I am going to take my husband on a cruise in October.
I guess we really need to get serious about losing weight.
He is stressed out about money and his job and just life in general so he needs a vacation. I do too.
I think that Avery laughed today. She was asleep but I SWEAR she chuckled a little bit.
She and I are going to start some sleep training next week. I am going to get her out of my bed. She hates her crib and that is unacceptable! I miss my husband and I want to snuggle with him again so that means that Avery’s gotta go…. back to her own room. We decorated her room and it’s fabulous and she has never slept in it. I don’t believe in the “cry it out” method and I will do what feels right for Avery and me in order to be successful. (CLICK HERE for a stellar explanation against CIO @phdinparenting)
Don’t get me wrong – I LOVE co-sleeping with Avery. She’s so warm and snuggly and having her right next to me makes her night feedings super easy. Also, she falls asleep whilst nursing so obviously having her in bed with me makes it easy because I don’t have to move her once she’s asleep. It’s going to be tough but I truly feel that it’s important for Avery’s mom and dad (ie – JuJu and me) to have a strong, loving, and intimate relationship. It’s kinda hard to do that when there’s a baby in our bed and I’m holding her instead of my husband.

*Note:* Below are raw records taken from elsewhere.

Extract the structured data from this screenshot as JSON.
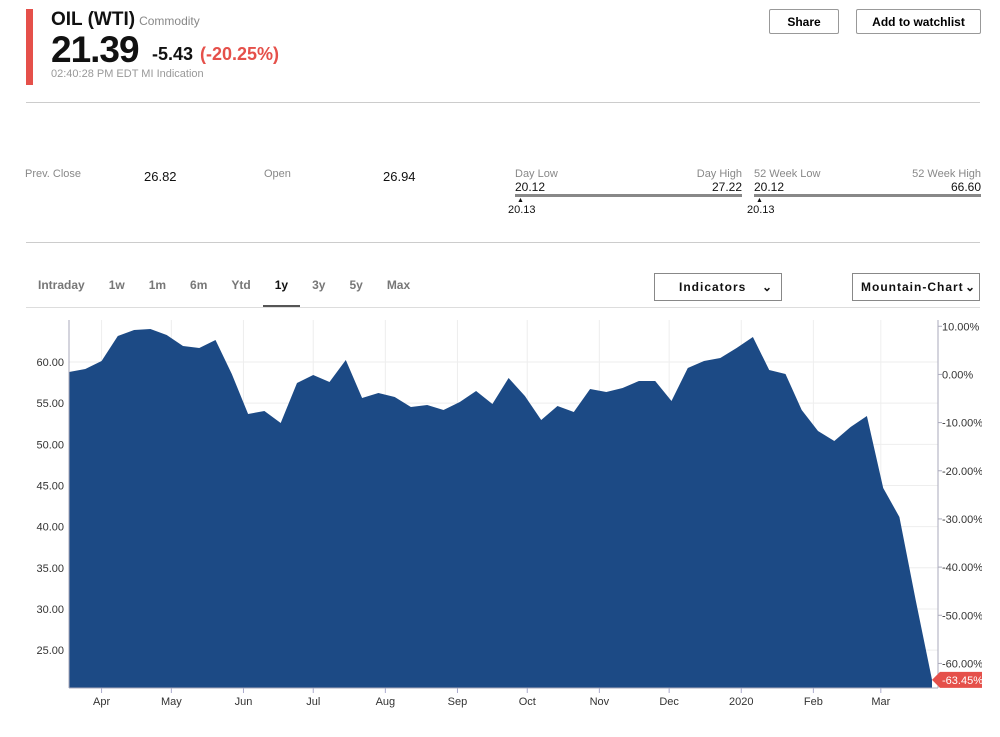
{
  "header": {
    "name": "OIL (WTI)",
    "type": "Commodity",
    "price": "21.39",
    "change": "-5.43",
    "change_pct": "(-20.25%)",
    "timestamp": "02:40:28 PM EDT MI Indication",
    "share_label": "Share",
    "watchlist_label": "Add to watchlist"
  },
  "stats": {
    "prev_close_label": "Prev. Close",
    "prev_close": "26.82",
    "open_label": "Open",
    "open": "26.94",
    "day_low_label": "Day Low",
    "day_high_label": "Day High",
    "day_low": "20.12",
    "day_high": "27.22",
    "day_current": "20.13",
    "wk52_low_label": "52 Week Low",
    "wk52_high_label": "52 Week High",
    "wk52_low": "20.12",
    "wk52_high": "66.60",
    "wk52_current": "20.13"
  },
  "tabs": [
    {
      "label": "Intraday"
    },
    {
      "label": "1w"
    },
    {
      "label": "1m"
    },
    {
      "label": "6m"
    },
    {
      "label": "Ytd"
    },
    {
      "label": "1y",
      "active": true
    },
    {
      "label": "3y"
    },
    {
      "label": "5y"
    },
    {
      "label": "Max"
    }
  ],
  "controls": {
    "indicators": "Indicators",
    "chart_type": "Mountain-Chart"
  },
  "colors": {
    "area": "#1c4a85",
    "negative": "#e5504a"
  },
  "chart_data": {
    "type": "area",
    "x_ticks": [
      "Apr",
      "May",
      "Jun",
      "Jul",
      "Aug",
      "Sep",
      "Oct",
      "Nov",
      "Dec",
      "2020",
      "Feb",
      "Mar"
    ],
    "x_tick_dates": [
      "2019-04-01",
      "2019-05-01",
      "2019-06-01",
      "2019-07-01",
      "2019-08-01",
      "2019-09-01",
      "2019-10-01",
      "2019-11-01",
      "2019-12-01",
      "2020-01-01",
      "2020-02-01",
      "2020-03-01"
    ],
    "y_ticks": [
      "60.00",
      "55.00",
      "50.00",
      "45.00",
      "40.00",
      "35.00",
      "30.00",
      "25.00"
    ],
    "y_tick_values": [
      60,
      55,
      50,
      45,
      40,
      35,
      30,
      25
    ],
    "y2_ticks": [
      "10.00%",
      "0.00%",
      "-10.00%",
      "-20.00%",
      "-30.00%",
      "-40.00%",
      "-50.00%",
      "-60.00%"
    ],
    "y2_tick_values": [
      10,
      0,
      -10,
      -20,
      -30,
      -40,
      -50,
      -60
    ],
    "ylim": [
      20.4,
      65.1
    ],
    "y2lim": [
      -65.1,
      11.3
    ],
    "grid": true,
    "last_change_label": "-63.45%",
    "x": [
      "2019-03-18",
      "2019-03-25",
      "2019-04-01",
      "2019-04-08",
      "2019-04-15",
      "2019-04-22",
      "2019-04-29",
      "2019-05-06",
      "2019-05-13",
      "2019-05-20",
      "2019-05-27",
      "2019-06-03",
      "2019-06-10",
      "2019-06-17",
      "2019-06-24",
      "2019-07-01",
      "2019-07-08",
      "2019-07-15",
      "2019-07-22",
      "2019-07-29",
      "2019-08-05",
      "2019-08-12",
      "2019-08-19",
      "2019-08-26",
      "2019-09-02",
      "2019-09-09",
      "2019-09-16",
      "2019-09-23",
      "2019-09-30",
      "2019-10-07",
      "2019-10-14",
      "2019-10-21",
      "2019-10-28",
      "2019-11-04",
      "2019-11-11",
      "2019-11-18",
      "2019-11-25",
      "2019-12-02",
      "2019-12-09",
      "2019-12-16",
      "2019-12-23",
      "2019-12-30",
      "2020-01-06",
      "2020-01-13",
      "2020-01-20",
      "2020-01-27",
      "2020-02-03",
      "2020-02-10",
      "2020-02-17",
      "2020-02-24",
      "2020-03-02",
      "2020-03-09",
      "2020-03-16",
      "2020-03-23"
    ],
    "values": [
      58.78,
      59.15,
      60.12,
      63.16,
      63.89,
      64.01,
      63.28,
      61.94,
      61.7,
      62.67,
      58.54,
      53.68,
      54.05,
      52.59,
      57.45,
      58.42,
      57.57,
      60.24,
      55.63,
      56.23,
      55.75,
      54.53,
      54.78,
      54.17,
      55.14,
      56.48,
      54.9,
      58.06,
      55.87,
      52.95,
      54.65,
      53.92,
      56.72,
      56.35,
      56.84,
      57.69,
      57.69,
      55.26,
      59.27,
      60.12,
      60.49,
      61.7,
      63.04,
      59.03,
      58.54,
      54.17,
      51.62,
      50.4,
      52.1,
      53.44,
      44.69,
      41.17,
      31.08,
      21.39
    ]
  }
}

Okay, let’s face it. I miss having sex. And my child isn’t going to feel detached and unloved because she sleeps in a different room than we do. It will take some time and I anticipate that I will be sleeping in her room for awhile so that while we’re adjusting to it and she cries every time I put her down she won’t wake up her dad. Lucky for me the world’s best napping sofa is in her room so I won’t be totally sleep deprived.
I actually want to start the ‘training’ tonight but she and I are going out of town this weekend so it would be stupid to do something for two nights and then stop for two nights. I don’t want to confuse her. I am going to make this as painless as possible for her and for me. I can’t stand to hear her cry. Not only does it break my heart but it makes my nipples hurt.